Where the Automotive Subscription Model Works and Where it Doesn't

While automakers would like subscription service models to work on every in-car feature, it can backfire.

Eric Volkman

October 17, 2023

4 Min Read
Harman Ready Care Interior
Some vehicle features the consumer just will not pay for.

These days, it seems as if nearly every service we consume must be paid for via subscription. This model has become a norm for computer software, for example, and video/music streaming services.

So, it was only a matter of time before it started to take off in the vehicle world too, but it’s a question whether it’s got staying power inside the car. If it has, the challenge for automakers and solutions providers will be how to best leverage the opportunity.

Demand is surely there on both sides of the equation, according to Barry Lunn, founder and CEO of accident prevention technology company Provizio. “OEMs really want a new business model that sees them have recurring revenue now that regular servicing of vehicles, thanks to EVs, is essentially dead and consumers have shown a willingness to adopt subscription services.”

However, the manufacturers have to be clever and thoughtful about what kinds of services they offer. Consumers seem to be drawing a sharp line between what they expect to be standard features in the cabin and value-added offerings that enhance the in-vehicle experience.

A frequently cited negative example is BMW’s disastrous 2022 attempt to charge monthly fees for features like heated seats and steering wheels – hardly rarefied luxuries in today’s market. Warming up a BMW seat would have cost $18 per billing cycle; $10 was the rate for the steering wheel.

After significant (and understandable) backlash, BMW eventually abandoned the plan. What didn’t help was a hacking collective that claimed – a mere week after BMW announced the scheme – that it could unlock the system and provide those nice warm seating/steering options for free.

Tesla’s subscription offerings are also allegedly vulnerable to hacking but at least the BEV leader has a sense of what the customer wants/needs.

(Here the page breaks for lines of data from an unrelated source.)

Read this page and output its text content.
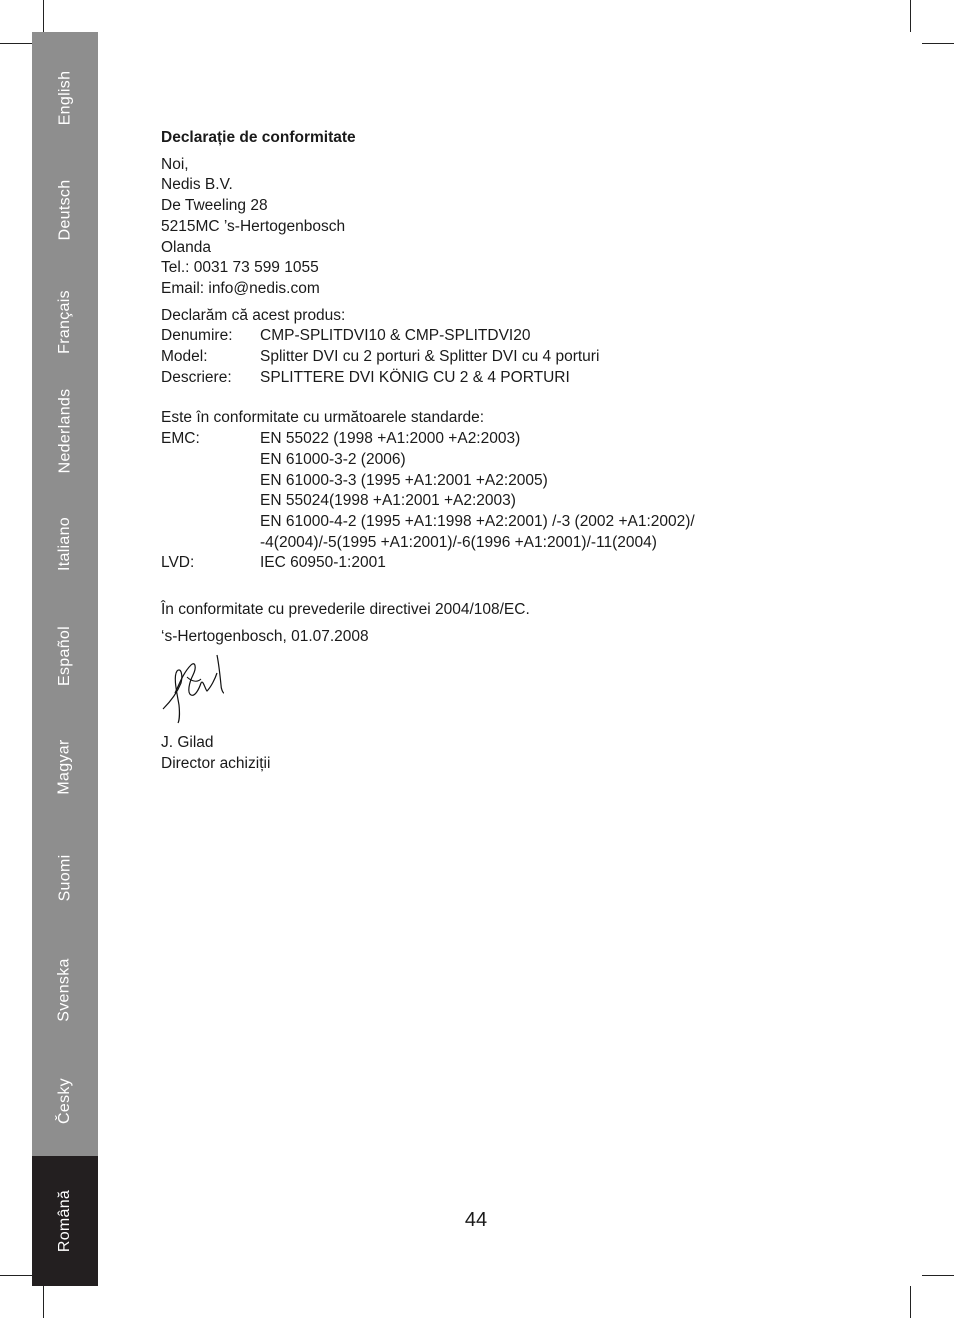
English
Deutsch
Français
Nederlands
Italiano
Español
Magyar
Suomi
Svenska
Česky
Română

Declarație de conformitate

Noi,

Nedis B.V.

De Tweeling 28

5215MC ’s-Hertogenbosch

Olanda

Tel.: 0031 73 599 1055

Email: info@nedis.com

Declarăm că acest produs:

Denumire:	CMP-SPLITDVI10 & CMP-SPLITDVI20
Model:	Splitter DVI cu 2 porturi & Splitter DVI cu 4 porturi
Descriere:	SPLITTERE DVI KÖNIG CU 2 & 4 PORTURI

Este în conformitate cu următoarele standarde:

EMC:	EN 55022 (1998 +A1:2000 +A2:2003)
EN 61000-3-2 (2006)
EN 61000-3-3 (1995 +A1:2001 +A2:2005)
EN 55024(1998 +A1:2001 +A2:2003)
EN 61000-4-2 (1995 +A1:1998 +A2:2001) /-3 (2002 +A1:2002)/
-4(2004)/-5(1995 +A1:2001)/-6(1996 +A1:2001)/-11(2004)
LVD:	IEC 60950-1:2001

În conformitate cu prevederile directivei 2004/108/EC.

‘s-Hertogenbosch, 01.07.2008

J. Gilad

Director achiziții

44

After all, said Jon Albert, partner and vice-president of auto industry ad firm JKR Advertising & Marketing, “the value must be there for subscribers to sign up."

He’s optimistic about the future of in-car subscription services. This is based, to no small degree, on his own experience as a Tesla owner…and subscriber. “For $9.99 Telsa’s premium connectivity is a good value, enabling access to native streaming audio and safety features like traffic visualization,” he said. 

Albert was also, for a time, a customer of the company’s Full Self Driving (FSD) service, currently priced at a cool $199 per month, only discontinuing it because he rarely went on lengthy road trips. If that situation changes, he said he will re-activate it as to him it’s “invaluable” on longer journeys.

While the subscription model is accelerating to prominence in the auto industry, it has a longer history than some might realize. General Motors' durable OnStar suite of vehicle connectivity services was launched in 1996 and is still going strong, with the company continuing to draw revenue from a host of offerings such as remote access and the Guardian safety service. Bundles are available for those who want to save money on more than one desired item. The longevity and success of OnStar’s subscription features shows that the right kinds of functionality, priced reasonably, are worthwhile to a vehicle owner.

Moritz Neukirchner, technology strategist at auto software developer Elektrobit, not surprisingly believes in-car software subscriptions have the brightest future. To take advantage of this, however, an automaker “must be able to monetize investment into such a platform in order to be organizationally prepared. There is no sense in trying to capture value where none is delivered." 

In his view, the trick is to develop a robust platform for value-added apps and functionalities. “The OEM must transform to allow for overallocation of hardware resources to enable future updates, which may require them to change the way business cases are calculated,” he said.

To their credit, manufacturers and solutions providers seem to be figuring this out rather quickly. According to Lunn, the transition to subscription services “is solidifying with companies like Nvidia and Mercedes entering into revenue-sharing models for ADAS suggesting the OEMs and Tier 1s have seen enough to know that subscriptions will stick if the product is right.”

Developing such systems and functionalities is hardly cheap, however. So, those developers have to get smart about the process too and use tools that can make it faster and/or more cost-effective. Lunn added that “for subscriptions to work the OEM has to eat the hardware cost of the perception sensors so this will see a massive push towards lower-cost hardware with advanced software because you can’t update physics over-the-air but you can apply the results of machine learning across the OEM fleet.”

The potential is massive for subscription services and there are developers aplenty willing to do the hard work of creating them. Yet, care has to be taken not to get too carried away with this. Says Albert: “There are only so many subscriptions consumers will pay for before they feel like they’re being nickel and dimed to death. Finding the perfect happy medium between offering the latest and greatest subscriptions and offering too many things is the key."